Second, the court held that in this situation, the bankruptcy court had no jurisdiction to implement releases of non-derivative liability for non-debtor affiliates. Neither mere corporate affiliation between peer companies, nor significant financial contributions by the affiliates, nor shared insurance between CE and its affiliates Lummus and Basic could support the "related to" connection needed to justify the exercise of jurisdiction over these non-debtors and their creditors by the bankruptcy court.

Additionally, the Third Circuit concluded that the broad power given to bankruptcy courts by section 105 of the Bankruptcy Code does not go so far as to give the court the power to release non-derivative liability of non-debtors because section 524(g) of the Bankruptcy Code, which specifically addresses releases of third-party liability, does not allow release of non-derivative liability. Section 524(g) was inserted by Congress into the Bankruptcy Code to deal with releases in asbestos cases. Because section 524(g) specifically addresses the situation while section 105 generally addresses releases, the court relied on one of the fundamental canons of statutory interpretation: a specific provision trumps a general provision.

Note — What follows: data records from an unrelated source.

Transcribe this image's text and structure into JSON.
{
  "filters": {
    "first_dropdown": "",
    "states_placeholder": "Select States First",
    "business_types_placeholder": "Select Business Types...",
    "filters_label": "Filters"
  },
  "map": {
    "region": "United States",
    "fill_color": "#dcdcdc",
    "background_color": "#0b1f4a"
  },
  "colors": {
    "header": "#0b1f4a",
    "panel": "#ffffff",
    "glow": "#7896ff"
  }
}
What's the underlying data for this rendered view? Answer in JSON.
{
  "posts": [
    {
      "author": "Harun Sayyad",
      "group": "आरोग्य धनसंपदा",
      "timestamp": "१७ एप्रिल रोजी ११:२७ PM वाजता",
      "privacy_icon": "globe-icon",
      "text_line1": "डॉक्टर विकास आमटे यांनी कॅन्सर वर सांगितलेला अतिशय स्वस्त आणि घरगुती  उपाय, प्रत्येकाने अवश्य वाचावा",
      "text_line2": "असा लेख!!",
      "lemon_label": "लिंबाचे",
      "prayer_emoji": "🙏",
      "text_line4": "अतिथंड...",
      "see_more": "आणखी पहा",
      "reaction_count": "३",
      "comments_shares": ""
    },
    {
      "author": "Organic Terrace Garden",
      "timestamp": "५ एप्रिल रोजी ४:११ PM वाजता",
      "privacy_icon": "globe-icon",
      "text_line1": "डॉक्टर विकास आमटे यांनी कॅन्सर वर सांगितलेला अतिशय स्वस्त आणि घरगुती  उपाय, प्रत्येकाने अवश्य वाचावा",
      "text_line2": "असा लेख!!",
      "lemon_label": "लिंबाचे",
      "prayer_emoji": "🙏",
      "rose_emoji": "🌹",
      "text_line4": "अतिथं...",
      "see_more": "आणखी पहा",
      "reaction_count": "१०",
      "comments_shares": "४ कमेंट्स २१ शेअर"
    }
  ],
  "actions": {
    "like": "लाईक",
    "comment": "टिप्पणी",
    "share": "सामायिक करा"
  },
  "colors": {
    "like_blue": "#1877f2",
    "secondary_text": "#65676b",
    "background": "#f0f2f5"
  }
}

Third, the court found the practice of creating thousands of stub claims to be "troubling" and held that CE may have "artificially impaired" the settling asbestos claimants in order to improperly manipulate the voting process. This violates the bedrock bankruptcy principle of equality among similarly-situated creditors : "Combustion Engineering made a pre-petition side arrangement with a privileged group of asbestos claimants, who as a consequence represented a voting majority…This type of manipulation is especially problematic in the asbestos context, where a voting majority can be made to consist of non-malignant claimants [i.e. not sick] whose interests may be adverse to those claimants with more severe injuries." As such, the CE plan could not be approved.

Conclusions

The most interesting aspect of the Third Circuit’s ruling was the tone and strength of the opinion, written by the chief judge Anthony Scirica. The court was clearly concerned about how CE had structured its pre-pack, and used words and phrases like "manipulation," "problematic," "engineering literal compliance," and "artificial impairment". The court called the practice of creating massive stub claims, "troubling." Generally, circuit courts have provided significant leeway to mass tort debtors. In the Johns-Manville, Drexel Burnham Lambert Group, A.H. Robins, and recently, Dow Corning cases, circuit courts have demonstrated great flexibility when analyzing the Bankruptcy Code such that these cases came to successful, negotiated conclusions. Thus, the Third Circuit’s almost complete renunciation of the Combustion Engineering paradigm is notable. This may have been due to some unusual decisions that, taken together, troubled the court: (1) the use of vast numbers of stub claims, (2) a $20 million "success fee" given to a single tort lawyer, (3) the lack of a future claims representative for the claims of CE’s affiliates, (4) the totally disparate treatment of asbestos claimants who settled pre- versus post-petition, (5) a shell corporation issuing securities for asbestos trusts, (6) a possible $400 million fraudulent transfer to the Pre-Petition Trust and, of course, (7) the attempt to use section 105 to cleanse non-debtor affiliates of non-derivative liability. Although the court did not completely rule out the possibility of asbestos pre-packaged cases, it called into question the fundamental architecture used by CE, which has since been used in other asbestos pre-pack cases. It remains to be seen if this novel form of using the Bankruptcy Code to address mass tort liability will survive.